Sebutkan tempat dan aktivitasnya
Mulai dari deskripsi sederhana: ruang apa ini dan aktivitas apa yang berlangsung di dalamnya? “Area makan keluarga”, “display retail”, dan “lorong produksi” sudah mengarah pada pembicaraan yang berbeda.
Jika satu ruang memiliki beberapa zona, tuliskan secara terpisah. Satu bangunan dapat membutuhkan lebih dari satu pendekatan pencahayaan, dan pemisahan zona membuat brief lebih mudah dibaca.
Tambahkan konteks fisiknya
Perkiraan dimensi, tinggi plafon atau pemasangan, kondisi indoor atau outdoor, fixture yang sudah ada, serta akses instalasi adalah detail praktis yang sebaiknya disertakan. Foto atau denah sederhana dapat melengkapi hal yang sulit dijelaskan dengan kata-kata.
Tujuannya bukan menghitung desain akhir di pesan pertama. Tujuannya memberi konteks yang cukup agar tim dapat mengajukan pertanyaan berikutnya dengan tepat.
Jelaskan pengalaman yang diinginkan
Sampaikan apakah ruang diharapkan terasa hangat, jelas, fokus, tenang, atau sekadar fungsional.
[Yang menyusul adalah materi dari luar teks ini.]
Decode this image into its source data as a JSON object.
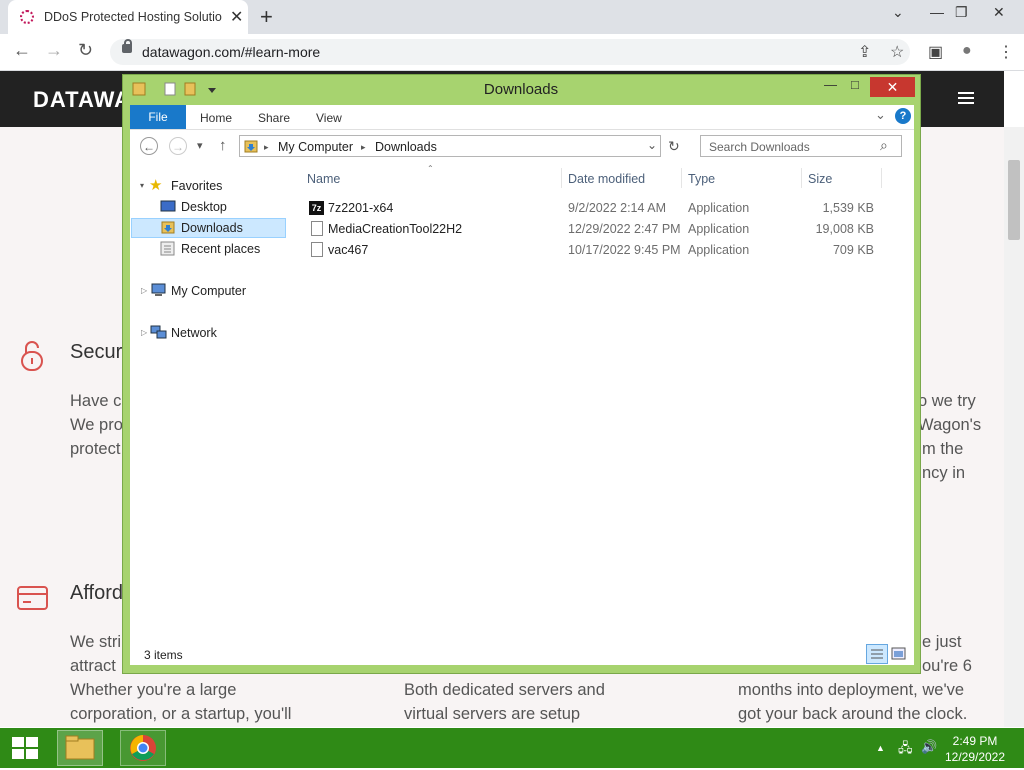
{
  "browser": {
    "tab_title": "DDoS Protected Hosting Solutio",
    "tab_close": "✕",
    "new_tab": "+",
    "url": "datawagon.com/#learn-more",
    "back": "←",
    "forward": "→",
    "reload": "↻",
    "share_icon": "⇪",
    "star_icon": "☆",
    "sidepanel_icon": "▣",
    "profile_icon": "●",
    "menu_icon": "⋮",
    "win_min": "—",
    "win_restore": "❐",
    "win_close": "✕",
    "tabs_chevron": "⌄"
  },
  "site": {
    "logo": "DATAWA",
    "sections": [
      {
        "heading": "Secur",
        "lines": [
          "Have c",
          "We pro",
          "protect"
        ]
      },
      {
        "heading": "Afford",
        "lines": [
          "We stri",
          "attract",
          "Whether you're a large",
          "corporation, or a startup, you'll"
        ]
      }
    ],
    "right_lines_1": [
      "o we try",
      "Wagon's",
      "m the",
      "ncy in"
    ],
    "mid_lines_2": [
      "Both dedicated servers and",
      "virtual servers are setup"
    ],
    "right_lines_2": [
      "e just",
      "ou're 6",
      "months into deployment, we've",
      "got your back around the clock."
    ]
  },
  "explorer": {
    "title": "Downloads",
    "min": "—",
    "max": "□",
    "close": "✕",
    "ribbon_tabs": [
      "File",
      "Home",
      "Share",
      "View"
    ],
    "help": "?",
    "expand_ribbon": "⌄",
    "address": {
      "root": "My Computer",
      "current": "Downloads",
      "sep": "▸"
    },
    "search_placeholder": "Search Downloads",
    "search_icon": "⌕",
    "nav": {
      "back": "←",
      "forward": "→",
      "recent": "▾",
      "up": "↑",
      "refresh": "↻",
      "dropdown": "⌄"
    },
    "tree": {
      "favorites": "Favorites",
      "desktop": "Desktop",
      "downloads": "Downloads",
      "recent": "Recent places",
      "computer": "My Computer",
      "network": "Network"
    },
    "columns": [
      "Name",
      "Date modified",
      "Type",
      "Size"
    ],
    "files": [
      {
        "name": "7z2201-x64",
        "date": "9/2/2022 2:14 AM",
        "type": "Application",
        "size": "1,539 KB"
      },
      {
        "name": "MediaCreationTool22H2",
        "date": "12/29/2022 2:47 PM",
        "type": "Application",
        "size": "19,008 KB"
      },
      {
        "name": "vac467",
        "date": "10/17/2022 9:45 PM",
        "type": "Application",
        "size": "709 KB"
      }
    ],
    "status": "3 items",
    "sevenz_label": "7z"
  },
  "taskbar": {
    "time": "2:49 PM",
    "date": "12/29/2022",
    "tray_arrow": "▲",
    "network_icon": "🖧",
    "volume_icon": "🔊"
  },
  "colors": {
    "window_frame": "#a7d36f",
    "taskbar": "#2f8a16",
    "file_tab": "#1979ca"
  }
}
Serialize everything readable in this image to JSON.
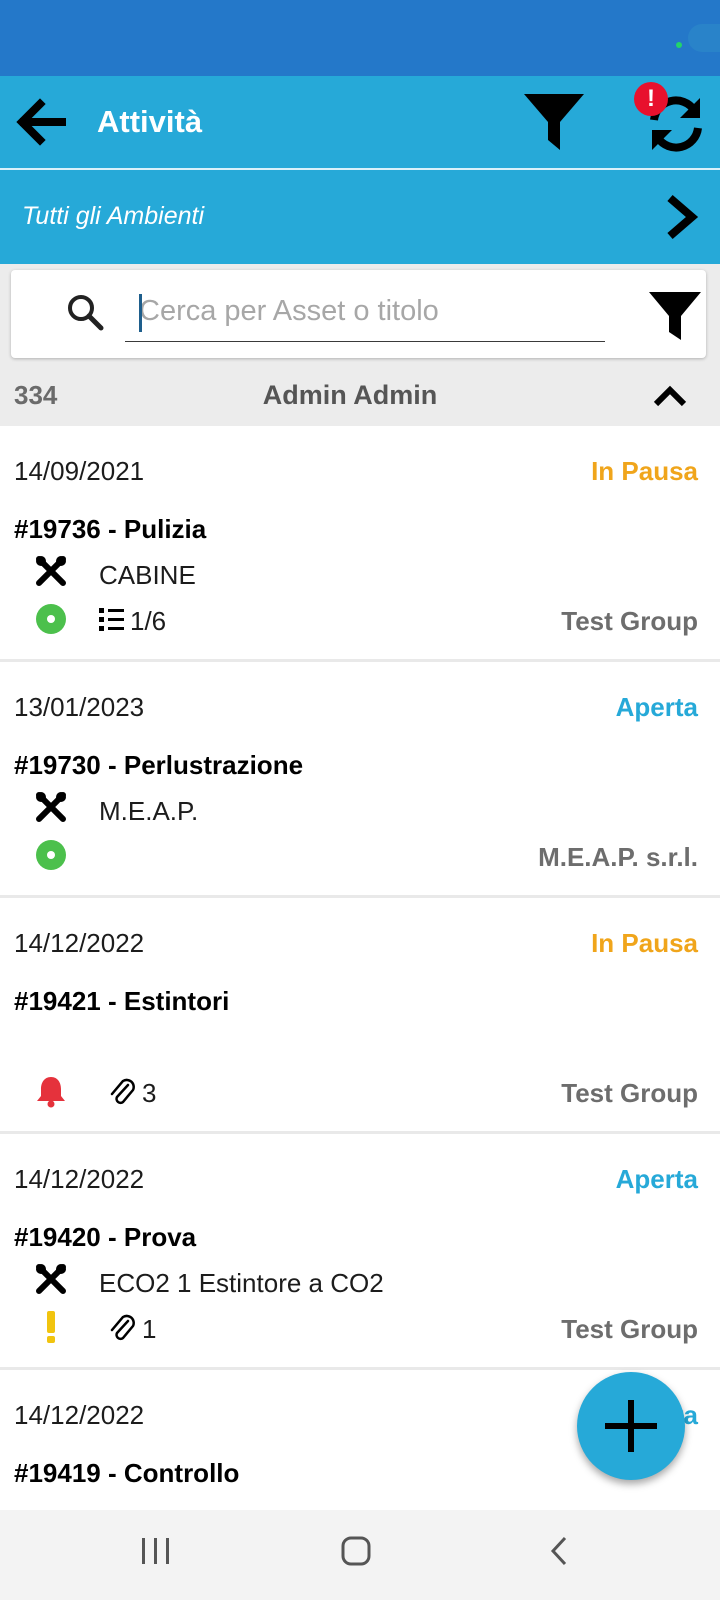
{
  "app_bar": {
    "title": "Attività",
    "notification_badge": "!"
  },
  "environment": {
    "label": "Tutti gli Ambienti"
  },
  "search": {
    "placeholder": "Cerca per Asset o titolo",
    "value": ""
  },
  "group": {
    "count": "334",
    "name": "Admin Admin"
  },
  "colors": {
    "primary": "#26a9d8",
    "status_paused": "#f0a51b",
    "status_open": "#26a9d8",
    "indicator_green": "#4cc04c",
    "indicator_red": "#e5323c",
    "indicator_yellow": "#f1c40f"
  },
  "items": [
    {
      "date": "14/09/2021",
      "status": "In Pausa",
      "status_color": "#f0a51b",
      "title": "#19736 - Pulizia",
      "asset": "CABINE",
      "indicator": "green-dot-icon",
      "meta_icon": "checklist-icon",
      "meta": "1/6",
      "group": "Test Group"
    },
    {
      "date": "13/01/2023",
      "status": "Aperta",
      "status_color": "#26a9d8",
      "title": "#19730 - Perlustrazione",
      "asset": "M.E.A.P.",
      "indicator": "green-dot-icon",
      "meta_icon": "",
      "meta": "",
      "group": "M.E.A.P. s.r.l."
    },
    {
      "date": "14/12/2022",
      "status": "In Pausa",
      "status_color": "#f0a51b",
      "title": "#19421 - Estintori",
      "asset": "",
      "indicator": "bell-icon",
      "meta_icon": "paperclip-icon",
      "meta": "3",
      "group": "Test Group"
    },
    {
      "date": "14/12/2022",
      "status": "Aperta",
      "status_color": "#26a9d8",
      "title": "#19420 - Prova",
      "asset": "ECO2 1 Estintore a CO2",
      "indicator": "exclamation-icon",
      "meta_icon": "paperclip-icon",
      "meta": "1",
      "group": "Test Group"
    },
    {
      "date": "14/12/2022",
      "status": "Aperta",
      "status_color": "#26a9d8",
      "title": "#19419 - Controllo",
      "asset": "",
      "indicator": "",
      "meta_icon": "",
      "meta": "",
      "group": ""
    }
  ]
}
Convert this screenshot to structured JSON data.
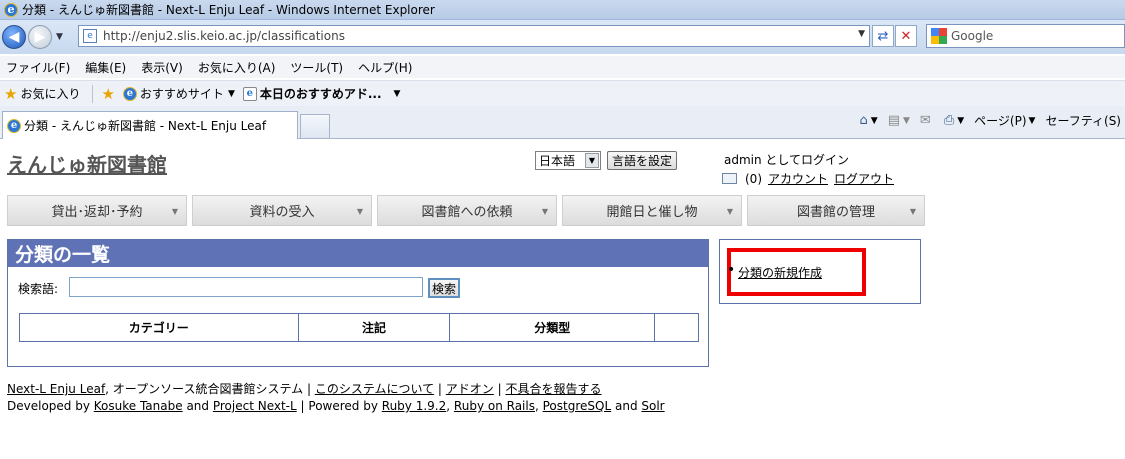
{
  "window": {
    "title": "分類 - えんじゅ新図書館 - Next-L Enju Leaf - Windows Internet Explorer"
  },
  "address": {
    "url": "http://enju2.slis.keio.ac.jp/classifications",
    "search_engine": "Google"
  },
  "menu": [
    "ファイル(F)",
    "編集(E)",
    "表示(V)",
    "お気に入り(A)",
    "ツール(T)",
    "ヘルプ(H)"
  ],
  "favorites": {
    "favorites_label": "お気に入り",
    "suggested_sites": "おすすめサイト",
    "today_addons": "本日のおすすめアド..."
  },
  "tab": {
    "active_title": "分類 - えんじゅ新図書館 - Next-L Enju Leaf"
  },
  "command_bar": {
    "page": "ページ(P)",
    "safety": "セーフティ(S)"
  },
  "site": {
    "title": "えんじゅ新図書館",
    "language_selected": "日本語",
    "language_button": "言語を設定",
    "login_text": "admin としてログイン",
    "message_count": "(0)",
    "account_link": "アカウント",
    "logout_link": "ログアウト"
  },
  "nav": [
    "貸出･返却･予約",
    "資料の受入",
    "図書館への依頼",
    "開館日と催し物",
    "図書館の管理"
  ],
  "main": {
    "heading": "分類の一覧",
    "search_label": "検索語:",
    "search_value": "",
    "search_button": "検索",
    "columns": [
      "カテゴリー",
      "注記",
      "分類型",
      ""
    ]
  },
  "sidebar": {
    "new_link": "分類の新規作成"
  },
  "footer": {
    "product": "Next-L Enju Leaf",
    "tagline": ", オープンソース統合図書館システム",
    "about": "このシステムについて",
    "addons": "アドオン",
    "report": "不具合を報告する",
    "developed_by": "Developed by",
    "author": "Kosuke Tanabe",
    "and1": "and",
    "project": "Project Next-L",
    "powered_by": "| Powered by",
    "ruby": "Ruby 1.9.2",
    "rails": "Ruby on Rails",
    "postgres": "PostgreSQL",
    "and2": "and",
    "solr": "Solr"
  },
  "colors": {
    "heading_bg": "#5e72b5",
    "highlight": "#ee0000"
  }
}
Untuk area publik dan komersial, catat juga titik masuk, jalur pergerakan, area berhenti, atau display yang ingin diperhatikan.
Kata-kata tersebut bukan pengganti peninjauan teknis, tetapi membantu menunjukkan maksud di balik permintaan dan menghindari arahan yang terlalu umum.
Jaga proses handoff tetap terverifikasi
Gunakan katalog terbaru sebagai referensi bersama dan minta tim marketing mengonfirmasi nama produk, spesifikasi, ketersediaan, serta ketentuan komersial. Jangan mengandalkan tangkapan layar lama atau harga yang diasumsikan.
Brief yang ringkas dan mutakhir lebih berguna daripada daftar tebakan yang panjang. Brief tersebut juga menjadi titik awal yang jelas ketika owner mengonfirmasi produk atau informasi perusahaan baru.